The old copper phone network is being switched off. If you have not moved to internet-based phones yet, here is what you need to know.

The clock is already ticking

Australia has been retiring its legacy copper phone services as the NBN rollout completes, and traditional ISDN and PSTN lines have been progressively withdrawn. For most businesses this is no longer optional — the question is not whether to move to internet phones, but when and how. Leaving it to the last minute is how businesses end up with a rushed, expensive switch and avoidable downtime.

What VoIP actually is

VoIP — Voice over IP — simply means your calls travel over your internet connection instead of a dedicated phone line. You can keep familiar desk handsets, or run a softphone app on a computer and mobile, or both. The conversation is the same; the plumbing underneath is cheaper and far more flexible.

The features copper never had

This is where the upgrade pays off. VoIP gives you intelligent call routing, voicemail delivered to email, hunt groups, auto-attendants, and the ability to take your business number anywhere — a staff member working from home rings exactly as if they were at their desk. Adding a new user is a few clicks rather than a technician and a new physical line, which makes scaling up genuinely painless.

The catch you must plan for

Voice is sensitive to internet quality in a way that email is not. A connection that feels fine for browsing can still produce choppy calls if it is congested or poorly configured. This is the step cheap providers skip. Before recommending a switch we assess your connection, then prioritise voice traffic on your network using quality-of-service rules so calls stay clear even when the line is busy.

How we approach it

At Elevate we treat phones as part of your wider technology, not a bolt-on. We assess the connection, design the number plan and call flows, configure the network properly, and port your existing numbers so customers never notice. Done well, the switch lowers your monthly bill, modernises how your team communicates, and gets you off the copper before the deadline forces your hand.
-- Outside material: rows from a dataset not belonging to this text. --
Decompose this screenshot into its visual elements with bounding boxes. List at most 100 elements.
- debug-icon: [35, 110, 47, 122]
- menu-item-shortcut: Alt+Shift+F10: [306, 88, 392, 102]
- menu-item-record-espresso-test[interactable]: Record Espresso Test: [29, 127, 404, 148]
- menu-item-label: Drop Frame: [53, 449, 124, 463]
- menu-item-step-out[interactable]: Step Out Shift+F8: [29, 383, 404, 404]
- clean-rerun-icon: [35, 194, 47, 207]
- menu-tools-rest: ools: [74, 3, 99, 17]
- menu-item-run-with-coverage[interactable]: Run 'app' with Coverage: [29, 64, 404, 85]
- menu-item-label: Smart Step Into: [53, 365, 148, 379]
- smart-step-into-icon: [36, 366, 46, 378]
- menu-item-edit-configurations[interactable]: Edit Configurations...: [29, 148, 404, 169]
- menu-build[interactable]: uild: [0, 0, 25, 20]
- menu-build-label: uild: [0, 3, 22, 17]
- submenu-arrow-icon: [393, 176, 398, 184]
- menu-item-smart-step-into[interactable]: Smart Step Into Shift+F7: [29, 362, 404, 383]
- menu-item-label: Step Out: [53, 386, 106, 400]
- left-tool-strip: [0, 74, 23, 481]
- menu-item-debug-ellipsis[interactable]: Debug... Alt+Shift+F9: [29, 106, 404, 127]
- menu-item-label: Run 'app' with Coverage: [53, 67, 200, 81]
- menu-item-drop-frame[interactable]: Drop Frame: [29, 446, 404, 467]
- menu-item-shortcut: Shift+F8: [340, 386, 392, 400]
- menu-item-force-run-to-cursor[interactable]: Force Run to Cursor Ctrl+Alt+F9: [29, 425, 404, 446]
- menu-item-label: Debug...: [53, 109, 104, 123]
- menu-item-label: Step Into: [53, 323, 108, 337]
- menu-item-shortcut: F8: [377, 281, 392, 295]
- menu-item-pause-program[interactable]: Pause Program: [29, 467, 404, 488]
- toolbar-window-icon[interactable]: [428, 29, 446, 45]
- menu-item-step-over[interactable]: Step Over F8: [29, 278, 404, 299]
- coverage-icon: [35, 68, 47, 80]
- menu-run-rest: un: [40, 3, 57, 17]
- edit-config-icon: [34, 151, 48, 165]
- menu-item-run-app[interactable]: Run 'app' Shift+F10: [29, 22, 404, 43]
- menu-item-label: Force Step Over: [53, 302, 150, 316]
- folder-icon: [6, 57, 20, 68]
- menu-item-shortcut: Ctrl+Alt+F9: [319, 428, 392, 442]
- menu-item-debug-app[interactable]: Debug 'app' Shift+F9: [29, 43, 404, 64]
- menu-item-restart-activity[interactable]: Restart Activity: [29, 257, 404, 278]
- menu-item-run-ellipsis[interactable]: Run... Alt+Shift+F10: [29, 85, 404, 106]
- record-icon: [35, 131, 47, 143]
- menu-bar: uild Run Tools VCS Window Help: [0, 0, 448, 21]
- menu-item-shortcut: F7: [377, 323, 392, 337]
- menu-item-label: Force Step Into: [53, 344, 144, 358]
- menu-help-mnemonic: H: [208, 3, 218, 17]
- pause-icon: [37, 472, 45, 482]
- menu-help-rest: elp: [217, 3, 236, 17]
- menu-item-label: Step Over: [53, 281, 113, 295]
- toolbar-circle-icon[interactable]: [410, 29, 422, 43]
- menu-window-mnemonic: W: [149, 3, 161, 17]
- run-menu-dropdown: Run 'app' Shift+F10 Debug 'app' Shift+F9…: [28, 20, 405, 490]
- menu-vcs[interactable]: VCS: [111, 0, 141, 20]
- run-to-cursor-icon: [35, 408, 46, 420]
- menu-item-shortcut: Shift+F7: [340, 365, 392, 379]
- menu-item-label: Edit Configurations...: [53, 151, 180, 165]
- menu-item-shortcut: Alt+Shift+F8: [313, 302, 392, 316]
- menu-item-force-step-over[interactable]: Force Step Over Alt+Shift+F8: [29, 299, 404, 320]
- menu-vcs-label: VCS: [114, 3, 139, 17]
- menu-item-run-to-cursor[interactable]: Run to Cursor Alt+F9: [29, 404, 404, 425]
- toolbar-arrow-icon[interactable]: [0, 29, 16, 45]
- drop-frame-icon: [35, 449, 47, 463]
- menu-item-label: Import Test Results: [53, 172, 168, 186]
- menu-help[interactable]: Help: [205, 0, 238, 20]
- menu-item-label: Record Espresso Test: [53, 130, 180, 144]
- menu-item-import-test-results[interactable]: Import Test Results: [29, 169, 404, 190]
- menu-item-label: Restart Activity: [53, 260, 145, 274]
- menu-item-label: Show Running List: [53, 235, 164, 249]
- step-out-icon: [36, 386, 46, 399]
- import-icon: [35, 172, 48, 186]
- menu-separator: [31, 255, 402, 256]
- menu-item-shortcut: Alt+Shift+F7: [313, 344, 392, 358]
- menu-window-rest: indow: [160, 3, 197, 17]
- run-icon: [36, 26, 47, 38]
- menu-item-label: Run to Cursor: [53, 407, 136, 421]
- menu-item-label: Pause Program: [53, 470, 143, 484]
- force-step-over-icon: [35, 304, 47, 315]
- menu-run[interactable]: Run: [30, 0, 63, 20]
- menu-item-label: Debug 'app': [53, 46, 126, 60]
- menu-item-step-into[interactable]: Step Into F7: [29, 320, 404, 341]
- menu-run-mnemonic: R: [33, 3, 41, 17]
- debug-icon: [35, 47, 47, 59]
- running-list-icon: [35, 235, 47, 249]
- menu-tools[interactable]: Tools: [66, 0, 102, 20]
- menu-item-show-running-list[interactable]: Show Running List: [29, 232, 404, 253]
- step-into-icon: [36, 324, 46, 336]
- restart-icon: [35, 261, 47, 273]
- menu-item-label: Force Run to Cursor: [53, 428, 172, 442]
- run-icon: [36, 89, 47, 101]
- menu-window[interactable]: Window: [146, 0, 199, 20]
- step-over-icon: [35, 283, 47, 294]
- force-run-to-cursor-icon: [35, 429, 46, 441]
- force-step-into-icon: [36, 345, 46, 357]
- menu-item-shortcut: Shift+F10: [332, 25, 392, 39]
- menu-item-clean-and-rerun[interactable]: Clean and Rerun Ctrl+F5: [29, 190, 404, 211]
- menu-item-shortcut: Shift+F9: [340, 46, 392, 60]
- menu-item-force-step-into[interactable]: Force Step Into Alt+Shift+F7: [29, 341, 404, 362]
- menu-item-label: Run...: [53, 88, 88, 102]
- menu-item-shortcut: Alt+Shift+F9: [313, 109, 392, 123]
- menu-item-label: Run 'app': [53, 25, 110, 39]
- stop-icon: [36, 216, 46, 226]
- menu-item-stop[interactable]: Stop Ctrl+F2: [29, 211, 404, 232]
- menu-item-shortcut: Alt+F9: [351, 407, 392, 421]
The cost side of the switch

Beyond necessity, the economics usually favour the move. Businesses switching from traditional lines to VoIP commonly report ongoing call and line-rental savings of 30 to 50%, because internet calling strips out the cost of dedicated copper and bundles features that used to be paid extras. Line rental for a dozen analogue lines adds up fast; a VoIP plan typically replaces it with a lower per-user fee and no separate charges for voicemail, transfers, or hunt groups. The upfront work is configuration, not new cabling. At Elevate we size the plan to your actual call patterns rather than overselling seats, port your existing numbers so nothing changes for your customers, and get you off copper before the network deadlines force a rushed, costlier switch. Done properly, it modernises your phones and lowers the bill at the same time.